I’m a kid from Harlem who went to a Special Progress (SP) Class at JHS 115, combing 7th and 8th grades into one year. In 9th grade, I was encouraged to take the entrance tests for Bronx Science, Stuyvesant, and Tech. I took all three but Tech won out because it had a fabulous pipe organ. I had taken pipe organ lessons since age 10 on a relatively small organ in an old Harlem church. Tech’s was the largest I had ever seen and I was hooked! So I came to Tech and met Clifford Troxell in the Music department, who was in charge of the organ and also played it. He immediately became a mentor when he found I had been taking lessons. I also played the piano for the school glee club which he directed.
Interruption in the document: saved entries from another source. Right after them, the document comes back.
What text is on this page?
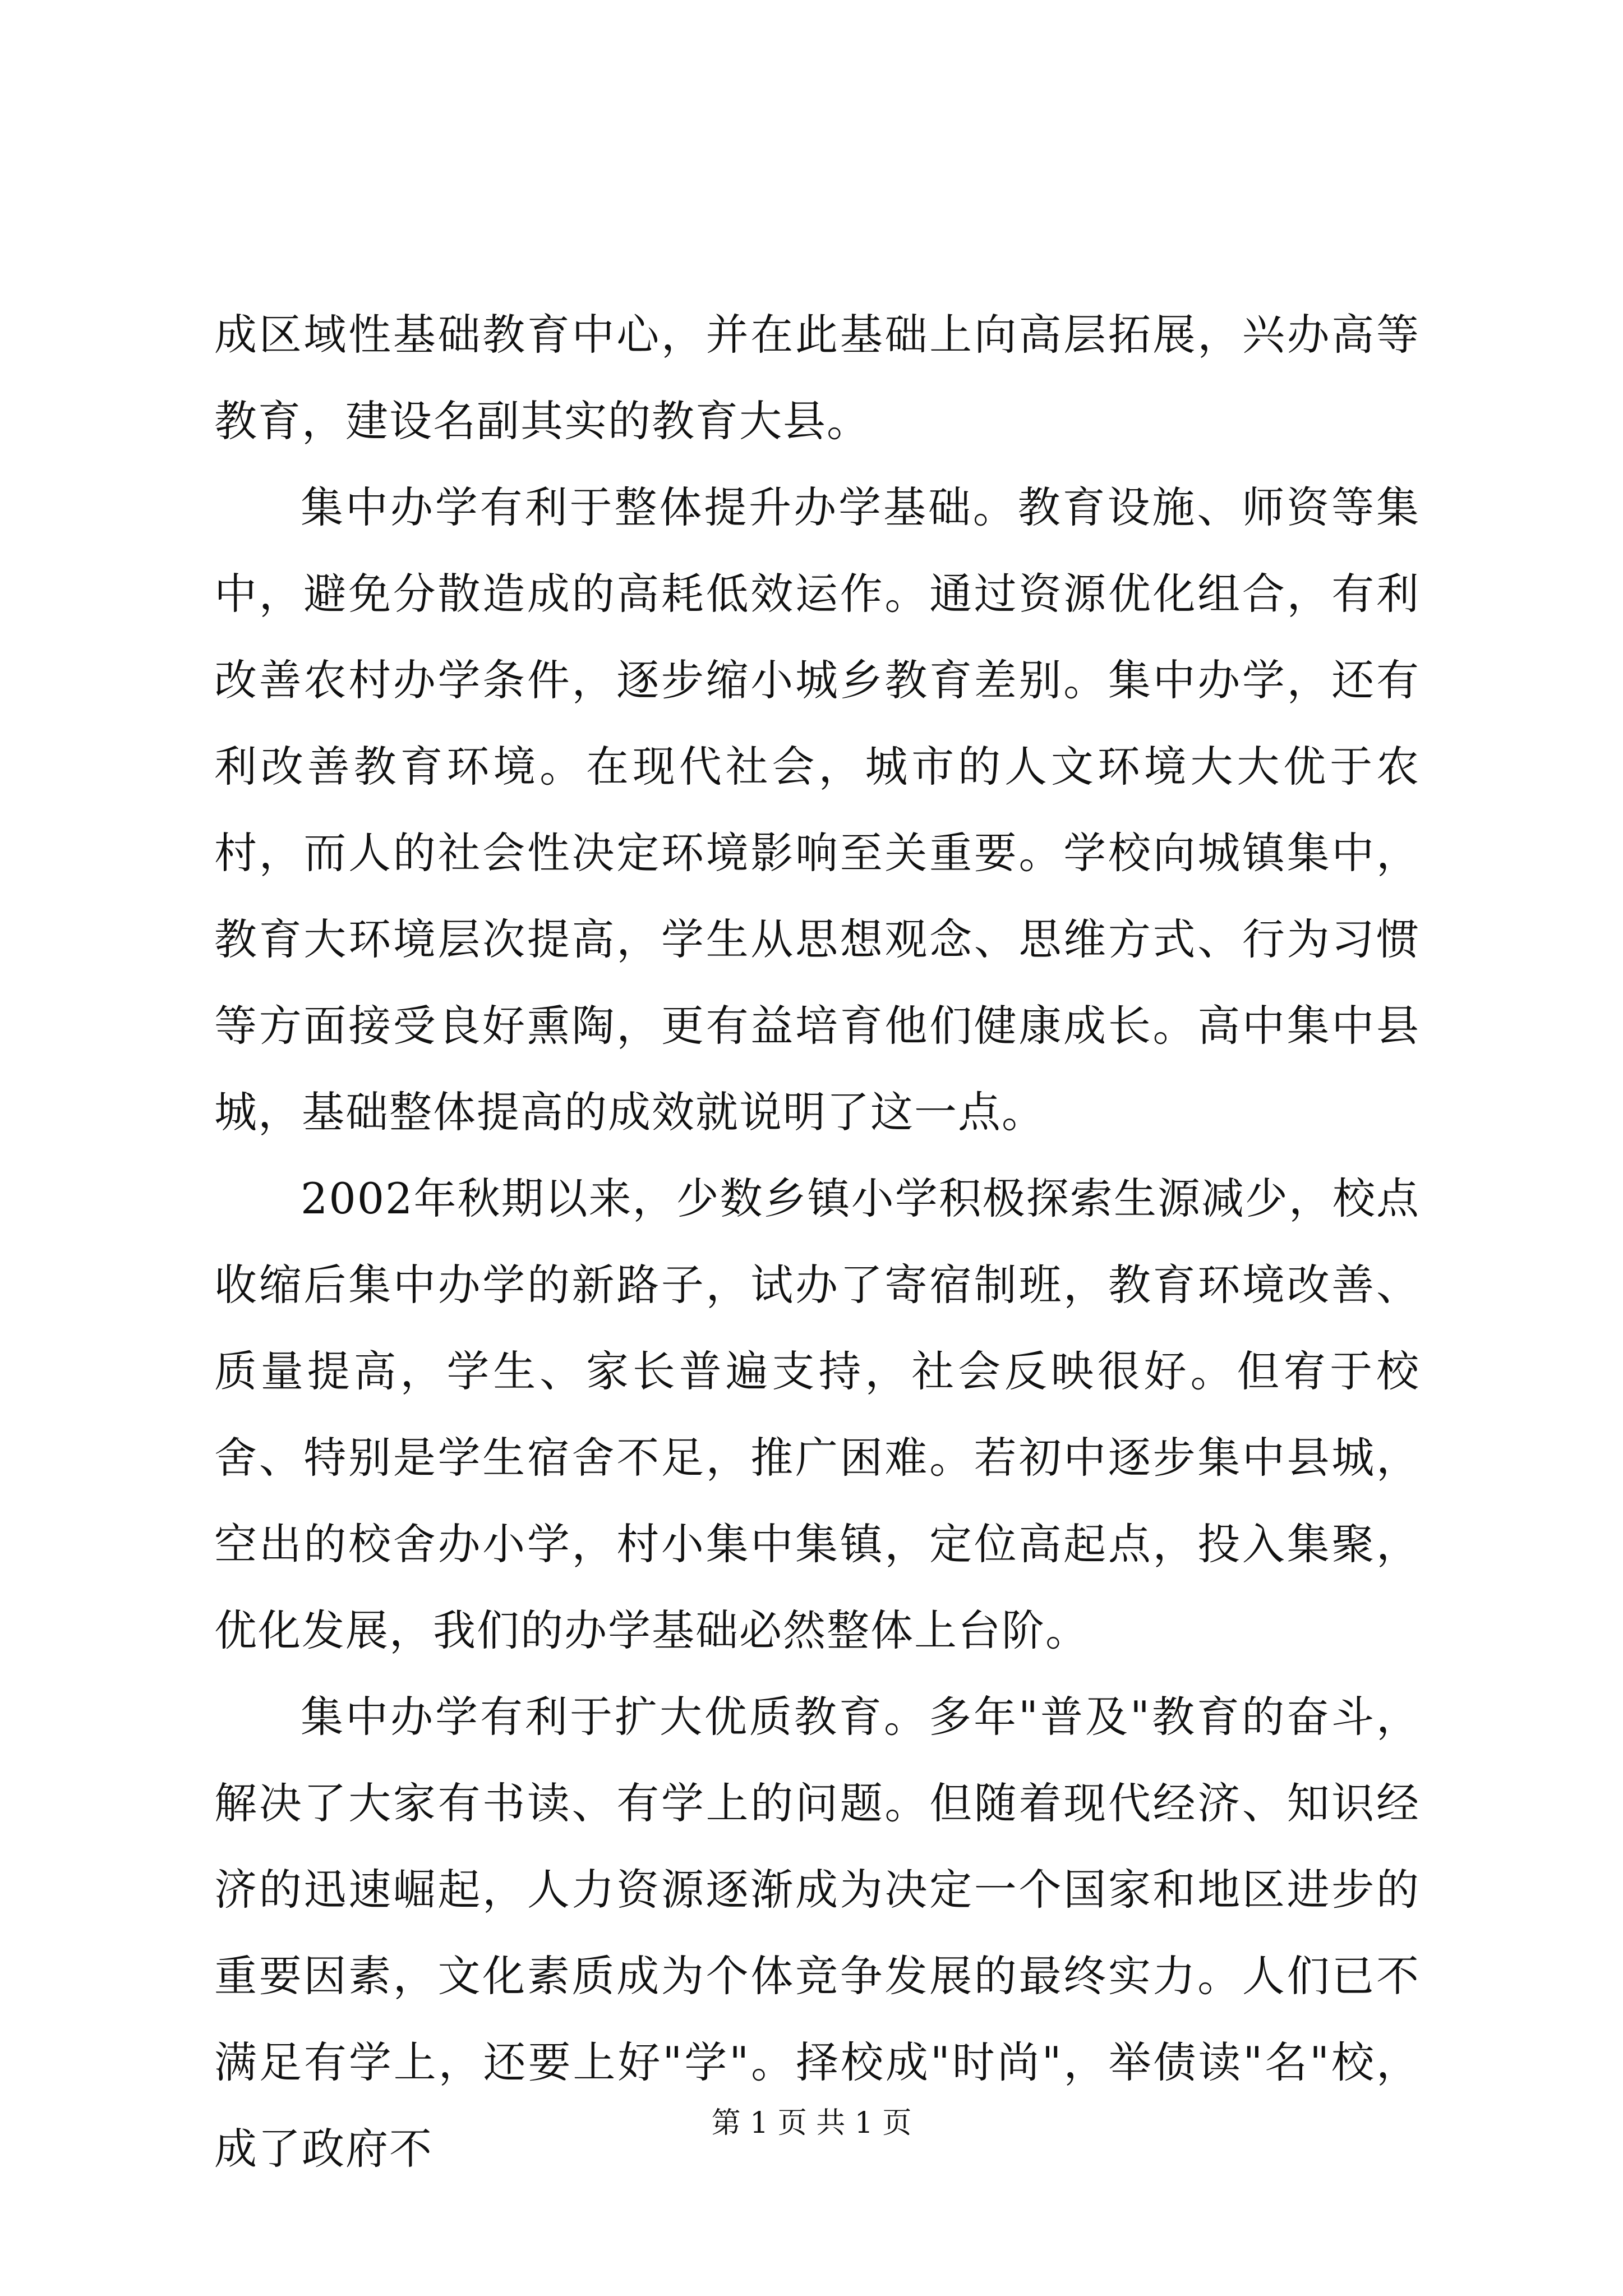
成区域性基础教育中心，并在此基础上向高层拓展，兴办高等教育，建设名副其实的教育大县。

集中办学有利于整体提升办学基础。教育设施、师资等集中，避免分散造成的高耗低效运作。通过资源优化组合，有利改善农村办学条件，逐步缩小城乡教育差别。集中办学，还有利改善教育环境。在现代社会，城市的人文环境大大优于农村，而人的社会性决定环境影响至关重要。学校向城镇集中，教育大环境层次提高，学生从思想观念、思维方式、行为习惯等方面接受良好熏陶，更有益培育他们健康成长。高中集中县城，基础整体提高的成效就说明了这一点。

2002年秋期以来，少数乡镇小学积极探索生源减少，校点收缩后集中办学的新路子，试办了寄宿制班，教育环境改善、质量提高，学生、家长普遍支持，社会反映很好。但宥于校舍、特别是学生宿舍不足，推广困难。若初中逐步集中县城，空出的校舍办小学，村小集中集镇，定位高起点，投入集聚，优化发展，我们的办学基础必然整体上台阶。

集中办学有利于扩大优质教育。多年"普及"教育的奋斗，解决了大家有书读、有学上的问题。但随着现代经济、知识经济的迅速崛起，人力资源逐渐成为决定一个国家和地区进步的重要因素，文化素质成为个体竞争发展的最终实力。人们已不满足有学上，还要上好"学"。择校成"时尚"，举债读"名"校，成了政府不

第 1 页 共 1 页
Besides music at Tech, I discovered a love for technical drawing/drafting courses with all their mechanical instruments. I thought about going out for track or basketball, but couldn’t do everything and music was my first love. The highlight of my Tech experience was when Mr. Troxell asked me to play the organ at my graduation — the 70th Tech commencement — on Thursday, June 27, 1957. I still have the graduation program; I was second in the lineup, playing the organ solo, “Midsummer Caprice.” I also still have the BluePrint for June 1957, with a picture and message from Principal William Pabst. My pic is on page 54 but a mistake confused my bio with Gordon Allison’s. He was from Queens; I’m from Harlem. Michael Weiss, who is still involved with Tech, signed my yearbook. (Thanks, Mike!) After Tech, I went to the City College of New York (CCNY) and got a part-time job as a draftsman at Rosenblatt & Sons Naval Architects at 350 Broadway. They had so much work from federal contracts that they told me I could work anytime: before classes, after classes, evenings, or weekends. Before I knew it, I was classified as a Senior Draftsman – Piping Specialist and loved the work. By 1959 I was making far more than any classmates in part-time jobs, and by 1960 was putting in more hours on the job than on my classwork.
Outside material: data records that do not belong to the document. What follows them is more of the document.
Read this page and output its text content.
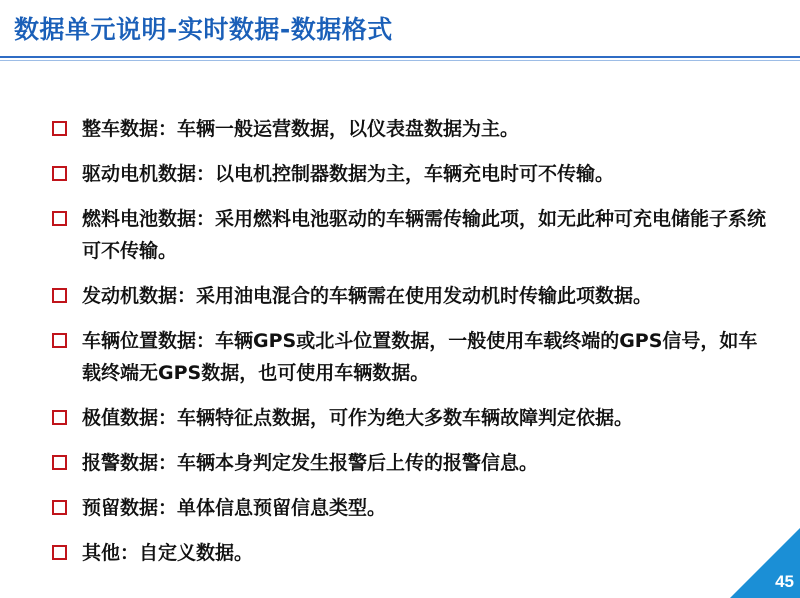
数据单元说明-实时数据-数据格式
整车数据：车辆一般运营数据，以仪表盘数据为主。
驱动电机数据：以电机控制器数据为主，车辆充电时可不传输。
燃料电池数据：采用燃料电池驱动的车辆需传输此项，如无此种可充电储能子系统可不传输。
发动机数据：采用油电混合的车辆需在使用发动机时传输此项数据。
车辆位置数据：车辆GPS或北斗位置数据，一般使用车载终端的GPS信号，如车载终端无GPS数据，也可使用车辆数据。
极值数据：车辆特征点数据，可作为绝大多数车辆故障判定依据。
报警数据：车辆本身判定发生报警后上传的报警信息。
预留数据：单体信息预留信息类型。
其他：自定义数据。
45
I took a year off from college to capitalize on opportunities available in marine drafting and design. I was called down to my local draft board because I had has a student deferment. Rosenblatt & Sons contacted the draft board and told them the work I was doing was critically needed for the large defense contract they had with the U.S. Navy.  I then got an offer of a lifetime from the draft board: if I accepted a transfer to the naval base in Bremerton, WA as a civilian contractor working for Rosenblatt in New York, and committed to working for five years, they would cancel any draft action and pay me $12 per day, seven days per week, tax free for working for Rosenblatt at the naval base. I immediately accepted and took my first plane ride from New York to Seattle, then a one-hour boat ride to Bremerton, WA. In 1965 I completed my military obligation and was transferred to San Francisco prior to being officially discharged. I then joined Richfield Oil’s Military Fuels and Marketing Division, where I remained for 35 years, and am now happily retired in sunny Southern California. I have three daughters, including a lawyer in Colorado, and five grandchildren – all in college or recently  graduated.